Here's reporter Heidi Chang in Honolulu.
HEIDI CHANG: Hawaii is riding a pretty good wave right now when it comes to luring TV and film productions to its shores. Just ask Georja Skinner. She's at the helm of the state's Creative Industries Division.
GEORJA SKINNER: This has been an incredible year for Hawaii in terms of our production expenditures. It is the biggest year ever for our state and we are at $347 million right now.
Skinner says the state's tax incentives have played a big role in attracting film business from other parts of the world.
SKINNER: It's not so much anymore the beauty of your location or the qualified crew. If you don't have your tax incentive -- which is the first thing productions ask about -- then you're not a competitor.
The global success of the TV series "Lost," which was filmed entirely in Hawaii, helped convince the state to increase its tax incentives. Because of its positive partnership with Hawaii, ABC is back again filming another series called, "Off the Map." But the show getting the most buzz this fall is the one that put Hawaii on the map.
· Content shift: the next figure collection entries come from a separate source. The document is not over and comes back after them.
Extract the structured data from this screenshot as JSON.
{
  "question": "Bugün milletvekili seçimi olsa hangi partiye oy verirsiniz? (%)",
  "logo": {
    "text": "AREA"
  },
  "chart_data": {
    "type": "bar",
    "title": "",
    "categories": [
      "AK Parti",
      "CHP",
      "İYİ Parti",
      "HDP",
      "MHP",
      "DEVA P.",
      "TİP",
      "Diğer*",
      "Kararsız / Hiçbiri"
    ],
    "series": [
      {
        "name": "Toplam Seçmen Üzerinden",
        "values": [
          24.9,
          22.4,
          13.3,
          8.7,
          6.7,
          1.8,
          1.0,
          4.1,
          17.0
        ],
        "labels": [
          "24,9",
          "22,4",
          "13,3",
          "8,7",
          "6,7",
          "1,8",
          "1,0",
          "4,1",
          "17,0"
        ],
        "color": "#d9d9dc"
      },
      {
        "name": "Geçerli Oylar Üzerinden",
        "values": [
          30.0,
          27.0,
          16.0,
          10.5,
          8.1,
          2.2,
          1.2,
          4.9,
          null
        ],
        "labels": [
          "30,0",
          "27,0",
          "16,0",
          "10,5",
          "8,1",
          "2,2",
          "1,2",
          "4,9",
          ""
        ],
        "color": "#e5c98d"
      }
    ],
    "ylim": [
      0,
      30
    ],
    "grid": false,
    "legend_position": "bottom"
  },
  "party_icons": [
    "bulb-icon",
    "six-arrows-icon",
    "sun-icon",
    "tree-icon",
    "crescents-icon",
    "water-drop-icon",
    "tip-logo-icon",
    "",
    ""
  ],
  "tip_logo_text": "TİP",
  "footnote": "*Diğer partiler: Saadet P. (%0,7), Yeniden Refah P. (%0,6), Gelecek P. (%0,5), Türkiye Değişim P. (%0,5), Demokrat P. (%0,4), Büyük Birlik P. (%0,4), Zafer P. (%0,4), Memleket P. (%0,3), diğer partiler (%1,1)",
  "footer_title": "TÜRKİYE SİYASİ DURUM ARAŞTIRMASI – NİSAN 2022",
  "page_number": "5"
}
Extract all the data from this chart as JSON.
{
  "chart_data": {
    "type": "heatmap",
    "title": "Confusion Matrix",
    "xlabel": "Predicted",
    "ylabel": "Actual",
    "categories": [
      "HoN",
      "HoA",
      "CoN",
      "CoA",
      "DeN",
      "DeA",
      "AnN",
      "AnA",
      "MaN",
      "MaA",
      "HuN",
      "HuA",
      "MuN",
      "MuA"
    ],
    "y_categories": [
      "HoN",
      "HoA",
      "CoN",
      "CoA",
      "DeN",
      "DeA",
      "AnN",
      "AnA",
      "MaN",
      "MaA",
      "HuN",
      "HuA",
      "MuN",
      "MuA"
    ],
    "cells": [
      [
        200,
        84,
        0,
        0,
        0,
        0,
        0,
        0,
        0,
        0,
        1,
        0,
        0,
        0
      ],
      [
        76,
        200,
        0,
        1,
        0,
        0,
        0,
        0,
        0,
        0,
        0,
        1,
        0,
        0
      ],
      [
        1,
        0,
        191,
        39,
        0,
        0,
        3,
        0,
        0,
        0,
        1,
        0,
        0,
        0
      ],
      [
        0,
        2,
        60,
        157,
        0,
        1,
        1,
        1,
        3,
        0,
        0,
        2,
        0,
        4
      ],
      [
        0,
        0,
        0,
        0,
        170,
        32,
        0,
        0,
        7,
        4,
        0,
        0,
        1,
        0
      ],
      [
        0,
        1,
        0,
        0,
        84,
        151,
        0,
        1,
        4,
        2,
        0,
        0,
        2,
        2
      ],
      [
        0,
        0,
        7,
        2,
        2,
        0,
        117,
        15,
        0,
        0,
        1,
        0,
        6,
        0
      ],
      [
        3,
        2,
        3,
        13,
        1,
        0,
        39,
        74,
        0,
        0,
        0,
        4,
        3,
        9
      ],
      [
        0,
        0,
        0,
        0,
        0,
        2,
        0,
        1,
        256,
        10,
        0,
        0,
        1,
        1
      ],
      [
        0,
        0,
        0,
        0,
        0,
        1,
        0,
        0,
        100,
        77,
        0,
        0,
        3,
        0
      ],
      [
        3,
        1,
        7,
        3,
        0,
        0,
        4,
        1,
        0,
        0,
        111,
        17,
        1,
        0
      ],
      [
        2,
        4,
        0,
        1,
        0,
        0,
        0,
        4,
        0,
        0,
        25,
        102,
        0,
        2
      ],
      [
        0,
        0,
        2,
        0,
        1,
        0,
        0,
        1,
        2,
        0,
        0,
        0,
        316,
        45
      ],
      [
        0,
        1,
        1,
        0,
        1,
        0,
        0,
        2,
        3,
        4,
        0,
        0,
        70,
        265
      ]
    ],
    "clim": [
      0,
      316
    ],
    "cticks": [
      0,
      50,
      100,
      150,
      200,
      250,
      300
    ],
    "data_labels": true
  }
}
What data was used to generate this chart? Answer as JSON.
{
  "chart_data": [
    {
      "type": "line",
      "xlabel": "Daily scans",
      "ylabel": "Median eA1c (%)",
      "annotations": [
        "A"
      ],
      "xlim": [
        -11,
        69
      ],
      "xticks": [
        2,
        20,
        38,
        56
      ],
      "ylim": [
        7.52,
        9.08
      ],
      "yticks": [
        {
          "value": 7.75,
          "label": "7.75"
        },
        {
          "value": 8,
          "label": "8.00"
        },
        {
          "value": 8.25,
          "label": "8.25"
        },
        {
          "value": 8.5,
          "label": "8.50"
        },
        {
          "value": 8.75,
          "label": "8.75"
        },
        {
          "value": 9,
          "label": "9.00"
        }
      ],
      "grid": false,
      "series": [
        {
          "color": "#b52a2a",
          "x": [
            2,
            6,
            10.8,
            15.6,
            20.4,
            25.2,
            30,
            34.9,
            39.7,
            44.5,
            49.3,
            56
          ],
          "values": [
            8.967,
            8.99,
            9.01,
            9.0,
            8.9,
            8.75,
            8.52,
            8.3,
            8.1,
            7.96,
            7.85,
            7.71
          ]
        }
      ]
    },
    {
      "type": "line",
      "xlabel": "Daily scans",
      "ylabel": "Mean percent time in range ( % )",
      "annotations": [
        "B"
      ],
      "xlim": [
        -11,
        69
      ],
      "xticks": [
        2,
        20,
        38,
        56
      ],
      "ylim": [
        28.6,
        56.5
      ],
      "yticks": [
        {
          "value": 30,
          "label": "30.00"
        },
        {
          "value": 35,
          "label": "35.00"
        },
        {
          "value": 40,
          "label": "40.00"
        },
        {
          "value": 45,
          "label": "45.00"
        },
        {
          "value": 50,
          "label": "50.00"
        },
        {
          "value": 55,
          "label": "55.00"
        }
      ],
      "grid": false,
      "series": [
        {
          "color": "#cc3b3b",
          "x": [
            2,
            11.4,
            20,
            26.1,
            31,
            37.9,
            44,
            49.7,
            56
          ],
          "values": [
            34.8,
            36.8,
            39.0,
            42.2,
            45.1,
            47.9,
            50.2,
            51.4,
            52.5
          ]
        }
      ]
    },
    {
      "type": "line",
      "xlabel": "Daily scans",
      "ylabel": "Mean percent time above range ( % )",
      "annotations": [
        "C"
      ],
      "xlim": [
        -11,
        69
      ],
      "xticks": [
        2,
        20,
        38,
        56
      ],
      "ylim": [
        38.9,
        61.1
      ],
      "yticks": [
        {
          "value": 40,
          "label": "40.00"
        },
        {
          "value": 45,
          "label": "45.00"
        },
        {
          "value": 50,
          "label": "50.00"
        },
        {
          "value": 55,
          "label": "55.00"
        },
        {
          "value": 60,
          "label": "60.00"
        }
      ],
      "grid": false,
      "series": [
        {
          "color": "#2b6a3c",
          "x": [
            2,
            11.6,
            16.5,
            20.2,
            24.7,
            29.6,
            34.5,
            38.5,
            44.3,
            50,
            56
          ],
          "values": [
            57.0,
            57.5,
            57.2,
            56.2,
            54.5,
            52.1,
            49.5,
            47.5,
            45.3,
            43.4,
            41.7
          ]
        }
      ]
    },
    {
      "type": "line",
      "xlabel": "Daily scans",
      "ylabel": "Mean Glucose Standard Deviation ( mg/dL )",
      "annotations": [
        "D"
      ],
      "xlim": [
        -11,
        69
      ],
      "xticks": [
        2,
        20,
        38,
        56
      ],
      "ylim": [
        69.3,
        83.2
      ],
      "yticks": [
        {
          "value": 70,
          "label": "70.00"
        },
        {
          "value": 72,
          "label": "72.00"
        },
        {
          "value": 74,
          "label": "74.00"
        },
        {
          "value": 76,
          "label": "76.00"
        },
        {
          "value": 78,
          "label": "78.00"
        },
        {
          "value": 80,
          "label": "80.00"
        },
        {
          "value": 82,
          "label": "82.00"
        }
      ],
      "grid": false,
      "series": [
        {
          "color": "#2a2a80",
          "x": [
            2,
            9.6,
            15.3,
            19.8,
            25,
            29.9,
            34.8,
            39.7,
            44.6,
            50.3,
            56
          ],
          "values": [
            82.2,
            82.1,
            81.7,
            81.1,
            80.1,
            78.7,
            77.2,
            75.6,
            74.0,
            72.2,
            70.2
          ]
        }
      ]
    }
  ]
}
A new version of "Hawaii Five-0" debuts tonight.
To celebrate, CBS held a special premiere on the beach in Waikiki. One of the main actors in the new "Hawaii Five-0" is Daniel Dae Kim, who also starred in "Lost." During that show's six-year run, Kim saw a spike in TV and film production in Hawaii.
DANIEL DAE KIM: It showed that creative people can live here and work here. There's a certain spirit to this island that extends to crews and casts that come here, and I really appreciate the spirit that they bring to work everyday.
The original "Hawaii Five-O" premiered in 1968, and ran for 12 seasons. Now, many like Georja Skinner, hope the new series will bring even more films crews and visitors to the Islands.
SKINNER: "Hawaii Five-0" coming back to the Islands and really putting Hawaii in everyone's living room every week, is the greatest boom for our state that there could be.
In Honolulu, I'm Heidi Chang for Marketplace.